A new survey has found that West Midlands manufacturers are staying optimistic of their future growth prospects, but are cautious of the possible impact leaving the EU could have on their expansion plans. The fifth annual Manufacturing and Engineering survey, which collates responses from more than 550 SME manufacturers and engineers throughout the UK, has been compiled by MHA, supported by Lloyds Bank Commercial Banking. It suggests that nearly three quarters (73%) of companies in the region are positive about their growth prospects in the next year. However, a note of realism was struck in terms of concerns over the way Brexit negotiations would go, with 42% of companies perceiving this uncertainty to be a barrier to growth. Aside from these, major concerns remain over the skills shortage afflicting the sector and the apparent lack of support for firms following the demise of services such as the Manufacturing Advice Service and Growth Accelerator.

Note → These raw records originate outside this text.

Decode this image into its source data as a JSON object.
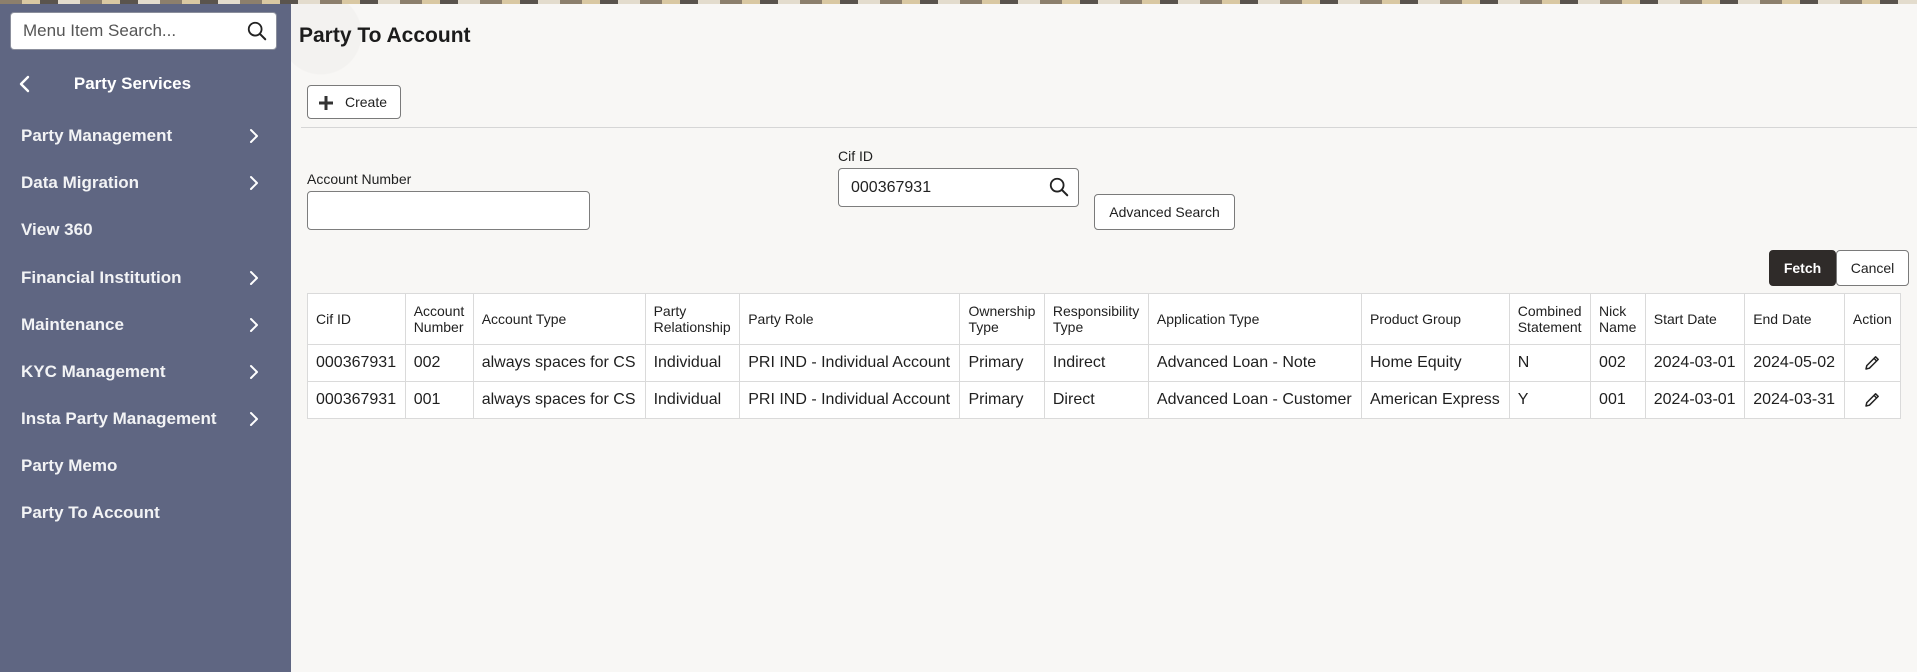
{
  "sidebar": {
    "search": {
      "placeholder": "Menu Item Search...",
      "value": ""
    },
    "section_title": "Party Services",
    "items": [
      {
        "label": "Party Management",
        "has_children": true
      },
      {
        "label": "Data Migration",
        "has_children": true
      },
      {
        "label": "View 360",
        "has_children": false
      },
      {
        "label": "Financial Institution",
        "has_children": true
      },
      {
        "label": "Maintenance",
        "has_children": true
      },
      {
        "label": "KYC Management",
        "has_children": true
      },
      {
        "label": "Insta Party Management",
        "has_children": true
      },
      {
        "label": "Party Memo",
        "has_children": false
      },
      {
        "label": "Party To Account",
        "has_children": false
      }
    ]
  },
  "page": {
    "title": "Party To Account",
    "create_label": "Create",
    "account_number": {
      "label": "Account Number",
      "value": ""
    },
    "cif_id": {
      "label": "Cif ID",
      "value": "000367931"
    },
    "advanced_search_label": "Advanced Search",
    "fetch_label": "Fetch",
    "cancel_label": "Cancel"
  },
  "table": {
    "columns": [
      [
        "Cif ID"
      ],
      [
        "Account",
        "Number"
      ],
      [
        "Account Type"
      ],
      [
        "Party",
        "Relationship"
      ],
      [
        "Party Role"
      ],
      [
        "Ownership",
        "Type"
      ],
      [
        "Responsibility",
        "Type"
      ],
      [
        "Application Type"
      ],
      [
        "Product Group"
      ],
      [
        "Combined",
        "Statement"
      ],
      [
        "Nick",
        "Name"
      ],
      [
        "Start Date"
      ],
      [
        "End Date"
      ],
      [
        "Action"
      ]
    ],
    "rows": [
      [
        "000367931",
        "002",
        "always spaces for CS",
        "Individual",
        "PRI IND - Individual Account",
        "Primary",
        "Indirect",
        "Advanced Loan - Note",
        "Home Equity",
        "N",
        "002",
        "2024-03-01",
        "2024-05-02"
      ],
      [
        "000367931",
        "001",
        "always spaces for CS",
        "Individual",
        "PRI IND - Individual Account",
        "Primary",
        "Direct",
        "Advanced Loan - Customer",
        "American Express",
        "Y",
        "001",
        "2024-03-01",
        "2024-03-31"
      ]
    ]
  },
  "icons": {
    "search": "search-icon",
    "back": "chevron-left-icon",
    "expand": "chevron-right-icon",
    "create": "plus-icon",
    "edit": "pencil-icon"
  },
  "colors": {
    "sidebar_bg": "#5f6682",
    "primary_button": "#2f2b29"
  }
}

So far as skills are concerned, 42% of firms questioned said they were hoping to recruit over the next 12 months, but the inability to find skilled staff to do the job remained a major problem for almost two thirds (61%) of those businesses. The overwhelming majority (96%) of West Midlands companies believe their production costs will rise in 2016/17 due to the increasing cost of raw materials together with higher wages. As a result, productivity gains are being seen as important in bringing down costs, as 60% of firms have said they won’t be passing the additional costs onto their customers. Chris Barlow, managing partner, MHA MacIntyre Hudson in BirminghamChris Barlow, partner at MHA MacIntyre Hudson in Birmingham, commented: The outlook for Midlands’ businesses remains strongly positive in terms of projected growth, although the result of the EU referendum has added uncertainty and affected confidence. The challenge remains – to deliver the projected growth given the difficulties in recruiting the right staff.